Detection of RNA synthesis in cells to measure the rate of total transcription is an important experimental technique. To screen the best nucleoside analogue for labeling RNA synthesis, a series of alkyne-modified nucleoside analogues, including 5-ethynylcytidine (EC) and 8-ethynyladenosine (EA), were successfully synthesized by the Sonogashira coupling reaction. The synthesis of RNA or DNA was assayed based on the biosynthetic incorporation of these analogues into newly transcribed RNA or replicating DNA. Analogue-labeled cellular RNA or DNA was detected quickly and with high sensitivity via "click" chemistry with fluorescent azides, followed by fluorescence microscopic imaging. The results showed that EC was efficiently incorporated into RNA, but not into DNA, in seven cell lines, as also previously shown for 5-Ethynyluridine (EU). Moreover, EC was able to assay transcription rates of various tissues in animals and the rate of metabolism of EC was much faster than that of EU.

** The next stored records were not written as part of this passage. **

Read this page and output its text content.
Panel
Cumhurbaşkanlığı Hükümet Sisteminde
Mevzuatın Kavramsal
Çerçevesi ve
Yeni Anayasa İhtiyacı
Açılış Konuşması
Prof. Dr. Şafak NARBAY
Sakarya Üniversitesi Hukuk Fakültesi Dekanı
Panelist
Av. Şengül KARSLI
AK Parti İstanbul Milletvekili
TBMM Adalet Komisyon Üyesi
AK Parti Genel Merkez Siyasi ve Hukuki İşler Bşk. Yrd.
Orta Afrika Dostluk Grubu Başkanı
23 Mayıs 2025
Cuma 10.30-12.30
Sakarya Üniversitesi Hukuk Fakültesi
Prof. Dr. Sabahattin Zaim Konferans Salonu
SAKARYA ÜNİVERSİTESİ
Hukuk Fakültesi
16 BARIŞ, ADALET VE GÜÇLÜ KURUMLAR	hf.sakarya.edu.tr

Capture of the newly transcribed RNA interactome using click chemistry
Nat Protoc 2021 Nov;16(11):5193-5219.PMID:34697467DOI:10.1038/s41596-021-00609-y.
Application of synthetic nucleoside analogues to capture newly transcribed RNAs has unveiled key features of RNA metabolism. Whether this approach could be adapted to isolate the RNA-bound proteome (RNA interactome) was, however, unexplored. We have developed a new method (capture of the newly transcribed RNA interactome using click chemistry, or RICK) for the systematic identification of RNA-binding proteins based on the incorporation of 5-Ethynyluridine into newly transcribed RNAs followed by UV cross-linking and click chemistry-mediated biotinylation. The RNA-protein adducts are then isolated by affinity capture using streptavidin-coated beads. Through high-throughput RNA sequencing and mass spectrometry, the RNAs and proteins can be elucidated globally. A typical RICK experimental procedure takes only 1 d, excluding the steps of cell preparation, 5-Ethynyluridine labeling, validation (silver staining, western blotting, quantitative reverse-transcription PCR (qRT-PCR) or RNA sequencing (RNA-seq)) and proteomics. Major advantages of RICK are the capture of RNA-binding proteins interacting with any type of RNA and, particularly, the ability to discern between newly transcribed and steady-state RNAs through controlled labeling. Thanks to its versatility, RICK will facilitate the characterization of the total and newly transcribed RNA interactome in different cell types and conditions.